Purpose: Cancer survivors are at increased risk for cardiovascular disease, diabetes, osteoporosis, and second primary tumors. Healthful lifestyle practices may improve the health and well-being of survivors. The FRESH START trial tested the efficacy of sequentially tailored versus standardized mailed materials on improving cancer survivors' diet and exercise behaviors.
Methods: Five hundred forty-three individuals with newly diagnosed locoregional breast or prostate cancer were recruited from 39 states and two provinces within North America. Participants were randomly assigned either to a 10-month program of tailored mailed print materials promoting fruit and vegetable (F&V) consumption, reducing total/saturated fat intake, and/or increasing exercise or to a 10-month program of nontailored mailed materials on diet and exercise available in the public domain. Telephone surveys conducted at baseline and 1 year assessed body mass index (BMI), dietary consumption, physical activity, and other psychosocial/behavioral indices.
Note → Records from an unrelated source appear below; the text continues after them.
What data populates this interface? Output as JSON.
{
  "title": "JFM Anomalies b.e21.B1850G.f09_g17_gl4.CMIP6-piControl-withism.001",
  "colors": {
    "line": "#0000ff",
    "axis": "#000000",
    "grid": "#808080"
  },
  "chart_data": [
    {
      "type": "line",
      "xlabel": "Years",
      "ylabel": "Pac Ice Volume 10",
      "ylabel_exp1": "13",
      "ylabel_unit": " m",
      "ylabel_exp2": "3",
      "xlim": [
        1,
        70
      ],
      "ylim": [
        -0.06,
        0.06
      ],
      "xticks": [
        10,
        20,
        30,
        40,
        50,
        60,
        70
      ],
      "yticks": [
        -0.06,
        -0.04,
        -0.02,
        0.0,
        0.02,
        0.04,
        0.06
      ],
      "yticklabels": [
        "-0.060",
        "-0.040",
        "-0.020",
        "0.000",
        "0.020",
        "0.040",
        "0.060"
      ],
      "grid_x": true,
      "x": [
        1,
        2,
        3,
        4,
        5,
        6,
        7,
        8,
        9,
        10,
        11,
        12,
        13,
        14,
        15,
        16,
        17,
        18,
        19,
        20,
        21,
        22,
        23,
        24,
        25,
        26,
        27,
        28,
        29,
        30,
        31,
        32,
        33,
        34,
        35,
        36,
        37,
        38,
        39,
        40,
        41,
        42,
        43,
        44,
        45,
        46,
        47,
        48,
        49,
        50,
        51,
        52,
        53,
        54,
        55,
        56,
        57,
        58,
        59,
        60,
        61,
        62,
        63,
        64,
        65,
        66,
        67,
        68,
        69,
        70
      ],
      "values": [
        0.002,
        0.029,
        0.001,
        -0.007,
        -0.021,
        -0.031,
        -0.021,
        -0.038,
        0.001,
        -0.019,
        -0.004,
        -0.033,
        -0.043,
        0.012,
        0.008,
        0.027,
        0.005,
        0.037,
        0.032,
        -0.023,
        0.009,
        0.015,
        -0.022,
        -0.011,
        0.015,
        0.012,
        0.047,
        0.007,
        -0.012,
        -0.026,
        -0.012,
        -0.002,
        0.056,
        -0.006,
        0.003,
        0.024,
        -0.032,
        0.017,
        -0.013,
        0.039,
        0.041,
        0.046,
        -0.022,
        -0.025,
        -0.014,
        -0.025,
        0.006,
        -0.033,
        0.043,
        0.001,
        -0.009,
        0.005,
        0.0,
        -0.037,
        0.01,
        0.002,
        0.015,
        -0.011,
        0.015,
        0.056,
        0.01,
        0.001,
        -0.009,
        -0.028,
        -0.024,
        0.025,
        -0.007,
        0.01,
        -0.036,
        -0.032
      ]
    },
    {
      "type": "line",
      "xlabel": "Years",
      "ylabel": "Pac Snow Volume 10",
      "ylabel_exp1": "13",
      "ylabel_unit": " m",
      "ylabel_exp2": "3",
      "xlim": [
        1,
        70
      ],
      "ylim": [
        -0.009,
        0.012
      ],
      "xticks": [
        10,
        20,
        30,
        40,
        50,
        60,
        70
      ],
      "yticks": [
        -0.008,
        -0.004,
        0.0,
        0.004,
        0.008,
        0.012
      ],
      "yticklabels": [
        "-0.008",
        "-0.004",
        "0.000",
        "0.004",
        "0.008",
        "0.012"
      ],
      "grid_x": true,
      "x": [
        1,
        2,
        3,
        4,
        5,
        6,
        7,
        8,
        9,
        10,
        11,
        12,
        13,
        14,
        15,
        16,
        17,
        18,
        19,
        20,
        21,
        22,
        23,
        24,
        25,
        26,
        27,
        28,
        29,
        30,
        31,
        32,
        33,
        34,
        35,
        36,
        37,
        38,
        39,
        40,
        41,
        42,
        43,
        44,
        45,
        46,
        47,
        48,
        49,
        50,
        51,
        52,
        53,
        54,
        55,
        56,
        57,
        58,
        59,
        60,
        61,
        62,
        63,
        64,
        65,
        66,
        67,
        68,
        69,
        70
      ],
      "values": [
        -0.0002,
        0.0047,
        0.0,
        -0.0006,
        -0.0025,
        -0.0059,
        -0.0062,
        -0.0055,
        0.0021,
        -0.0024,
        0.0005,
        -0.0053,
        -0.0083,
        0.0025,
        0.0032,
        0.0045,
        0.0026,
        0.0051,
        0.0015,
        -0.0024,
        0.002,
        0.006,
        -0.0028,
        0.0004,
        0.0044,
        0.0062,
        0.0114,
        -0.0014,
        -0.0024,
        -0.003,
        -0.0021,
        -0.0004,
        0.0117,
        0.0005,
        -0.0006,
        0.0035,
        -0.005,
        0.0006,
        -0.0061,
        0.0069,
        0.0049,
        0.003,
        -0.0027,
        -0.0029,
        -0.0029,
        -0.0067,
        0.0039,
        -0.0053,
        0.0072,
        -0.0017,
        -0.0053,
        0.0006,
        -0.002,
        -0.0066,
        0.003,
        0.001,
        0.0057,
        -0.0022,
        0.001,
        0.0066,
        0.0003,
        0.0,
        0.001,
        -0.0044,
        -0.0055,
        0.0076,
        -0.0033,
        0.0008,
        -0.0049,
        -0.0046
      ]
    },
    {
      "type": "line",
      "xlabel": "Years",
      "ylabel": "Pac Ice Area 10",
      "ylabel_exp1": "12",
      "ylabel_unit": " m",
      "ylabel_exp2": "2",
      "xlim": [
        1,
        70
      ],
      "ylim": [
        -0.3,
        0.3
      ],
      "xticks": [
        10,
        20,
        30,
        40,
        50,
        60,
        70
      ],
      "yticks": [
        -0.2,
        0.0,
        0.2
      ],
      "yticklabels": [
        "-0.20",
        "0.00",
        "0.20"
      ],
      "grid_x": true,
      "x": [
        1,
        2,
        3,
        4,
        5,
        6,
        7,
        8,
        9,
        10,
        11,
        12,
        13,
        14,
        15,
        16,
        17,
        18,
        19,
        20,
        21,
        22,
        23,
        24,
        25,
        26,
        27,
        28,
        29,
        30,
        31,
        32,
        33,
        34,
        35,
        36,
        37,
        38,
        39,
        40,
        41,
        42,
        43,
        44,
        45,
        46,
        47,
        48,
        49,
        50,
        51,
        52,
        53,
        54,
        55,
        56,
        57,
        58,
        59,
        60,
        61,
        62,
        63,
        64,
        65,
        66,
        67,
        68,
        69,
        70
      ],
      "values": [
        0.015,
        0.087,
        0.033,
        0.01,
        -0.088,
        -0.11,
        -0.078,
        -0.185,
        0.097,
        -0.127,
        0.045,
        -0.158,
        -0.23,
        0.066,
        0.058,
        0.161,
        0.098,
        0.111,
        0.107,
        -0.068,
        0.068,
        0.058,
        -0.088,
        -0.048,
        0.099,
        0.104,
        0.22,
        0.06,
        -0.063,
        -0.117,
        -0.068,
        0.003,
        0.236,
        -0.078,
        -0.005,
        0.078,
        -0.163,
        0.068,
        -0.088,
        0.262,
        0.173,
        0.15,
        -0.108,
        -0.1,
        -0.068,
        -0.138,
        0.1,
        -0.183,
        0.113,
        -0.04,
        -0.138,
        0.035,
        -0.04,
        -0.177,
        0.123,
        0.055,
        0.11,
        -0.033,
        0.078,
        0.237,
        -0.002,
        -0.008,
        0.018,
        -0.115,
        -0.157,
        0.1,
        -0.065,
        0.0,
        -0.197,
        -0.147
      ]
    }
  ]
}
Clinical assessments were conducted on a 23% subsample; information was used to validate self-reports.
Results: Five hundred nineteen participants completed the 1-year follow-up (4.4% attrition; sample characteristics: 57 +/- 10.8 years old, 83% white, 56% female, 64% overweight/obese, and 0% underweight). Although both arms significantly improved their lifestyle behaviors (P < .05), significantly greater gains occurred in the FRESH START intervention versus the control arm (practice of two or more goal behaviors: +34% v +18%, P < .0001; exercise minutes per week: +59.3 v +39.2 minutes, P = .02; F&V per day: +1.1 v +0.6 servings, P = .01; total fat: -4.4% v -2.1%, P < .0001; saturated fat: -1.3% v -0.3%, P < .0001; and BMI: -0.3 v +0.1 kg/m2, respectively, P = .004).
Conclusion: Mailed material interventions, especially those that are tailored, are effective in promoting healthful lifestyle changes among cancer survivors. Further study is needed to determine sustainability, cost to benefit, and generalizability to other cancer populations.